New book chronicles events from 1993 kidnapping and murder
Polly Klaas, 12, was abducted from her home in Petaluma on October 1, 1993, while having a sleepover with two friends. She was discovered dead more than two months later, following a massive local search and intense national publicity, including a segment on America’s Most Wanted and articles in Time, the Associated Press, and numerous other news outlets.
The entire episode is documented in best-selling author Kim Cross’s new book, In Light of All Darkness, which covers the crime, the investigation, the aftermath, and the efforts of hundreds of volunteers in and around Petaluma.
Digital posters for missing children
Even though I never met Polly Klaas, this case became personal to me.
I was driving south on 101 from my house in Redwood City to the offices of Netcom, an early internet service provider that was going to show me the first internet browser, Mosaic, for a book I was writing called Cruising Online: Larry Magid’s Guide to the New Digital Highways. My car radio was tuned to a news station reporting on Polly’s case. Someone suggested that listeners drive to Petaluma to aid in the search. I began to cry as I remembered Polly and my own children. My first instinct was to cancel my meeting, turn around, and drive the 80 miles or so to Petaluma to distribute Polly’s missing child poster. But, as I approached the freeway exit, it occurred to me that I didn’t need to drive all the way to Petaluma to assist. I could post posters on the internet.
When I arrived at Netcom, I saw the new Mosaic browser, but I also had the opportunity to speak with their staff about getting Polly’s image on the nascent public internet, which was dwarfed at the time by the number of people using AOL, Prodigy, CompuServe, and free online bulletin boards. Because all three of those major online services carried my syndicated newspaper column, I had the contacts I needed to convince them to prominently share Polly’s missing child poster. I also contacted The Bay Area Bulletin Board Advisor (BABBA), who distributed the poster on several bulletin board systems in the Bay Area. I was not acting alone. Gary French and Bill Rhodes, volunteers on the ground in Petaluma, helped me by emailing me the images and files I needed to upload to these services.
Requests from other families
It was also my first stint as a Mercury News tech columnist, and my October 10, 1993, column was titled “Online services unite to help find abducted girl,” and it included instructions on how to download Polly’s poster. A few weeks later, Time Magazine ran an article titled “High-Tech Dragnet” about “a novel use of the information highway.” After the Time article was published, I began receiving calls from relatives of missing children all over the country pleading for assistance. That’s when I realized I was in over my head. The distribution of Polly’s poster was a one-time event. Doing this on a national scale required resources and expertise that I lacked. That prompted me to contact Ernie Allen, president of the National Center for Missing & Exploited Children (NCMEC), the congressionally mandated national clearinghouse for finding missing children and protecting children from sexual exploitation. Allen agreed to take on the responsibility of online distribution of missing child posters, resulting in NCMEC’s collaboration with these online services and the creation of MissingKids.org, which had 8.1 million visitors in 2022 in addition to NCMEC’s extensive social media outreach.
Influence on my life
It also had a significant impact on my life, as Kim Cross documents in her book. I ended up on the board of NCMEC, where I served for over 20 years. A year after Polly’s kidnapping, NCMEC asked me to write “Child Safety on the Information Highway,” which resulted in the creation of SafeKids.com, SafeTeens.com, and ConnectSafely.org, the non-profit internet safety organization of which I am the CEO.
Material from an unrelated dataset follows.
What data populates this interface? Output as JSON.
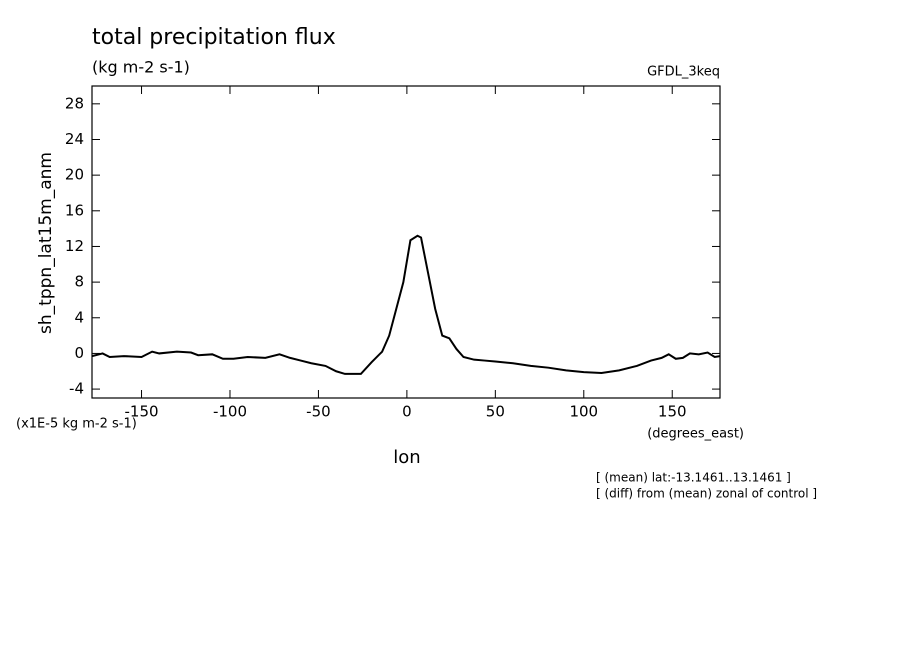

My story takes up only two pages of Cross’ excellent 431-page book, which tells many stories about how volunteers, local cops, the FBI, forensic artists, lie detector specialists, celebrities, and others from all over the country worked around the clock to help find Polly until we received the heartbreaking news that she had been found dead. Cross chronicles the day Polly’s body was discovered, the trial of her murderer, and the ongoing aftermath, including the establishment and operation of the Polly Klaas Foundation and the impact of this case on law enforcement practices worldwide. Cross’s book is the definitive chronicle of this tragic and historic event, as well as broader issues of child safety, such as the media’s proclivity to focus on cases involving pretty white girls and the underreporting of crimes against children of color. It is meticulously researched and includes first-hand reports from those involved.
“America Cries,” one of the final chapters, is about the day Polly’s father, Marc Klaas, announced, “My beautiful child is dead.” “America’s child is no longer alive.” It brought tears to my eyes at the time, and again as I read Cross’s book and relived this tragic moment. However, along with the chapters on Polly’s Legacy and the Epilogue, it reminded me that Polly Klaas’ tragic death prompted changes in the way law enforcement and nonprofits such as the Polly Klaas Foundation and the National Center for Missing & Exploited Children are now better able to help find missing children and prevent kidnapping and exploitation.